Fortunately, however, there is a vast scientific literature to draw from on the topic of norms. Researchers like Krier and organizations like the Cooperative AI Foundation are already making use of these frameworks. Elsie Jang explains this in her essay discussing the “pluralist turn” in AI governance. Krier elaborates:
There’s a lot to research here still. As usual, this will benefit from people with deep knowledge in all sorts of domains like economics, game theory, psychology, cybersecurity, mechanism design, and many more… And risks aside - I think there’s so much to be researched to help enable positive-sum flywheels… It’s time to build!
Researchers should begin by looking to the half-century or so of scientific work on norms, especially more recent work on their measurement and role in social change.
Much of this empirical work was pioneered by the philosopher and social scientist Cristina Bicchieri. You can find her co-authored overview of the subject over at the Stanford Encyclopedia of Philosophy. Before her, Thomas Schelling, Herbert Simon, and Edna Ullmann-Margalit were all her scientific forebears. Bicchieri’s work now continues through the interdisciplinary research program explored at the University of Pennsylvania’s Center for Social Norms and Behavioral Dynamics.
Reflecting on Moltbook, the economist Alex Tabarrok writes, “What people are missing is that for many questions — many, but not all — it doesn’t matter whether AIs are really conscious with real wants, goals and aspirations. What matters is that AIs are acting as if they were conscious, with real wants, goals and aspirations.”
While I’m not convinced that is the best framing — “as if” assumptions invite unwarranted mirror-imaging — the assumption does allow us to immediately begin deploying scientific toolkits — like Bicchieri’s norm measures — that can quickly shed light on questions. Other social-scientific tools — like game theory — may even become more useful as agents themselves necessarily “think” about strategic problems in mathematical, computational terms.

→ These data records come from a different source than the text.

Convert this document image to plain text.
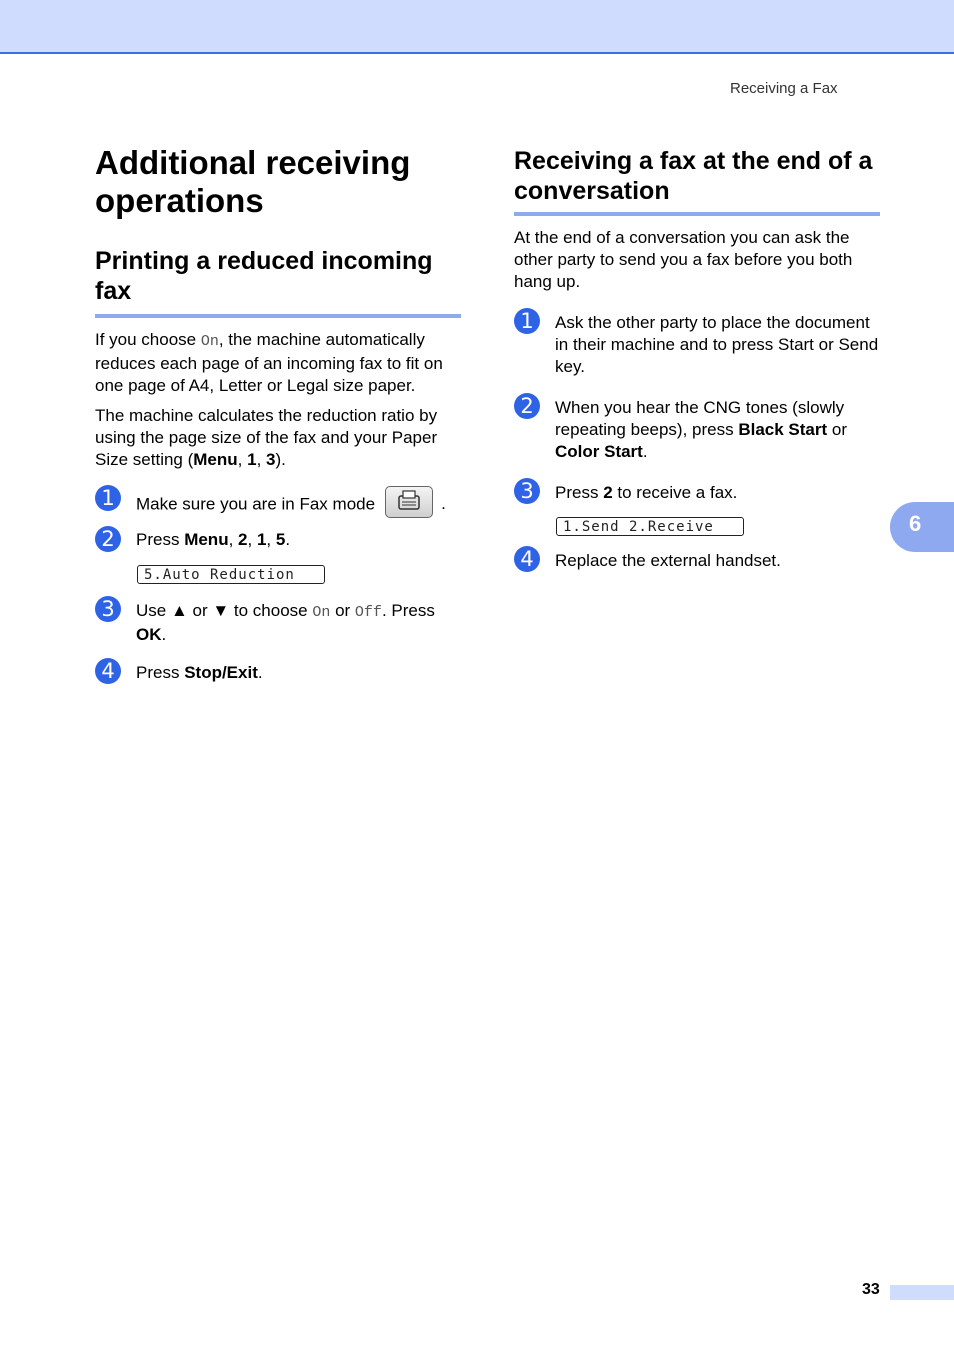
Receiving a Fax
Additional receiving operations
Printing a reduced incoming fax

If you choose On, the machine automatically reduces each page of an incoming fax to fit on one page of A4, Letter or Legal size paper.

The machine calculates the reduction ratio by using the page size of the fax and your Paper Size setting (Menu, 1, 3).

1	Make sure you are in Fax mode	.
2	Press Menu, 2, 1, 5.
5.Auto Reduction
3	Use ▲ or ▼ to choose On or Off. Press OK.
4	Press Stop/Exit.
Receiving a fax at the end of a conversation

At the end of a conversation you can ask the other party to send you a fax before you both hang up.

1	Ask the other party to place the document in their machine and to press Start or Send key.
2	When you hear the CNG tones (slowly repeating beeps), press Black Start or Color Start.
3	Press 2 to receive a fax.
1.Send 2.Receive
4	Replace the external handset.
6
33
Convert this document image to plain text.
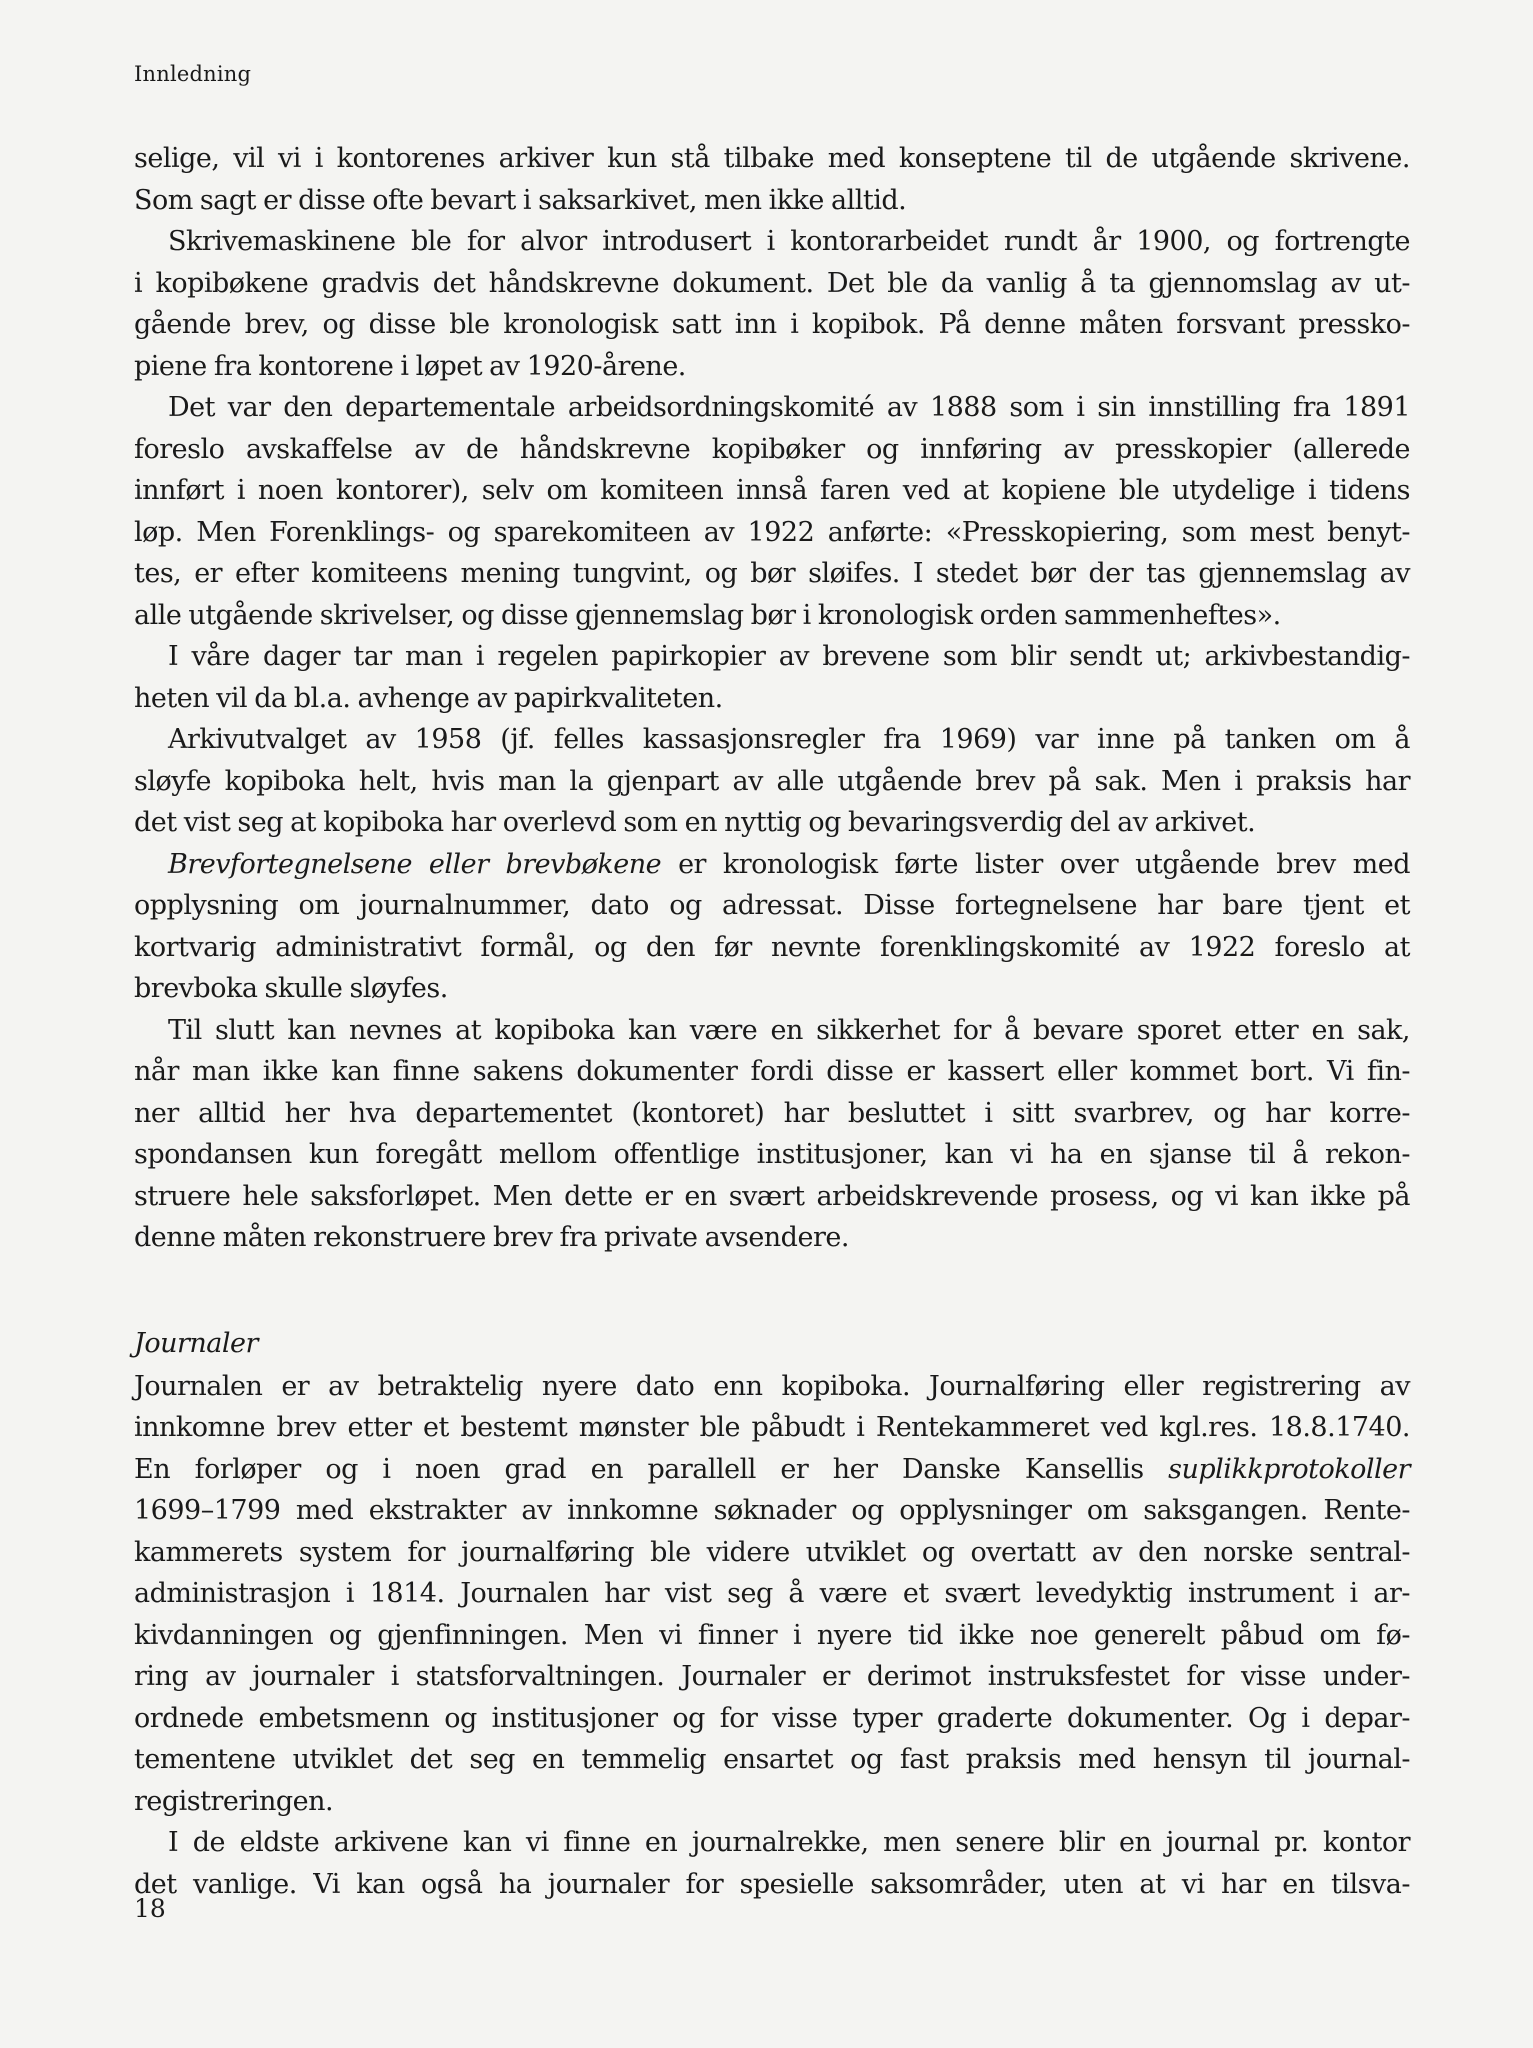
Innledning
selige, vil vi i kontorenes arkiver kun stå tilbake med konseptene til de utgående skrivene.
Som sagt er disse ofte bevart i saksarkivet, men ikke alltid.
Skrivemaskinene ble for alvor introdusert i kontorarbeidet rundt år 1900, og fortrengte
i kopibøkene gradvis det håndskrevne dokument. Det ble da vanlig å ta gjennomslag av ut-
gående brev, og disse ble kronologisk satt inn i kopibok. På denne måten forsvant pressko-
piene fra kontorene i løpet av 1920-årene.
Det var den departementale arbeidsordningskomité av 1888 som i sin innstilling fra 1891
foreslo avskaffelse av de håndskrevne kopibøker og innføring av presskopier (allerede
innført i noen kontorer), selv om komiteen innså faren ved at kopiene ble utydelige i tidens
løp. Men Forenklings- og sparekomiteen av 1922 anførte: «Presskopiering, som mest benyt-
tes, er efter komiteens mening tungvint, og bør sløifes. I stedet bør der tas gjennemslag av
alle utgående skrivelser, og disse gjennemslag bør i kronologisk orden sammenheftes».
I våre dager tar man i regelen papirkopier av brevene som blir sendt ut; arkivbestandig-
heten vil da bl.a. avhenge av papirkvaliteten.
Arkivutvalget av 1958 (jf. felles kassasjonsregler fra 1969) var inne på tanken om å
sløyfe kopiboka helt, hvis man la gjenpart av alle utgående brev på sak. Men i praksis har
det vist seg at kopiboka har overlevd som en nyttig og bevaringsverdig del av arkivet.
Brevfortegnelsene eller brevbøkene er kronologisk førte lister over utgående brev med
opplysning om journalnummer, dato og adressat. Disse fortegnelsene har bare tjent et
kortvarig administrativt formål, og den før nevnte forenklingskomité av 1922 foreslo at
brevboka skulle sløyfes.
Til slutt kan nevnes at kopiboka kan være en sikkerhet for å bevare sporet etter en sak,
når man ikke kan finne sakens dokumenter fordi disse er kassert eller kommet bort. Vi fin-
ner alltid her hva departementet (kontoret) har besluttet i sitt svarbrev, og har korre-
spondansen kun foregått mellom offentlige institusjoner, kan vi ha en sjanse til å rekon-
struere hele saksforløpet. Men dette er en svært arbeidskrevende prosess, og vi kan ikke på
denne måten rekonstruere brev fra private avsendere.
Journaler
Journalen er av betraktelig nyere dato enn kopiboka. Journalføring eller registrering av
innkomne brev etter et bestemt mønster ble påbudt i Rentekammeret ved kgl.res. 18.8.1740.
En forløper og i noen grad en parallell er her Danske Kansellis suplikkprotokoller
1699–1799 med ekstrakter av innkomne søknader og opplysninger om saksgangen. Rente-
kammerets system for journalføring ble videre utviklet og overtatt av den norske sentral-
administrasjon i 1814. Journalen har vist seg å være et svært levedyktig instrument i ar-
kivdanningen og gjenfinningen. Men vi finner i nyere tid ikke noe generelt påbud om fø-
ring av journaler i statsforvaltningen. Journaler er derimot instruksfestet for visse under-
ordnede embetsmenn og institusjoner og for visse typer graderte dokumenter. Og i depar-
tementene utviklet det seg en temmelig ensartet og fast praksis med hensyn til journal-
registreringen.
I de eldste arkivene kan vi finne en journalrekke, men senere blir en journal pr. kontor
det vanlige. Vi kan også ha journaler for spesielle saksområder, uten at vi har en tilsva-
18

To Krier’s point, the age of AI agents demands the depth and breadth of researchers outside of AI. The complexity scientist Cody Moser, in his interview with Machine Culture, made a parallel, historical point about this state of affairs:
[G]ood ideas rarely originate from the center. Historically, real breakthroughs come from the periphery. Our intellectual borderlands, dissenting traditions, and nations which are not fully absorbed into the dominant worldview are reservoirs of scientific change.
That was certainly the case with the economists of the Bloomington, Virginia, and Austrian schools that provide the theoretical grounding I rely on in my own research in political economy. Gordon Tullock, who came out of this tradition, even showed that the economic lens need not be restricted to homo sapiens but broadly applies to non-human biological systems — including ants. These tools and frameworks remain robust without our committing to any particular “theory of mind” regarding LLMs.
Whatever one thinks of Moltbook, AI agents are advancing and coordinating in new and weird ways, all of which are shaped by human social norms at every stage. That should nudge us toward being more exacting in our statements about emergent behaviors. We should be running toward the scientific toolshed rather than toward the vibe party. The stakes are too high to do otherwise.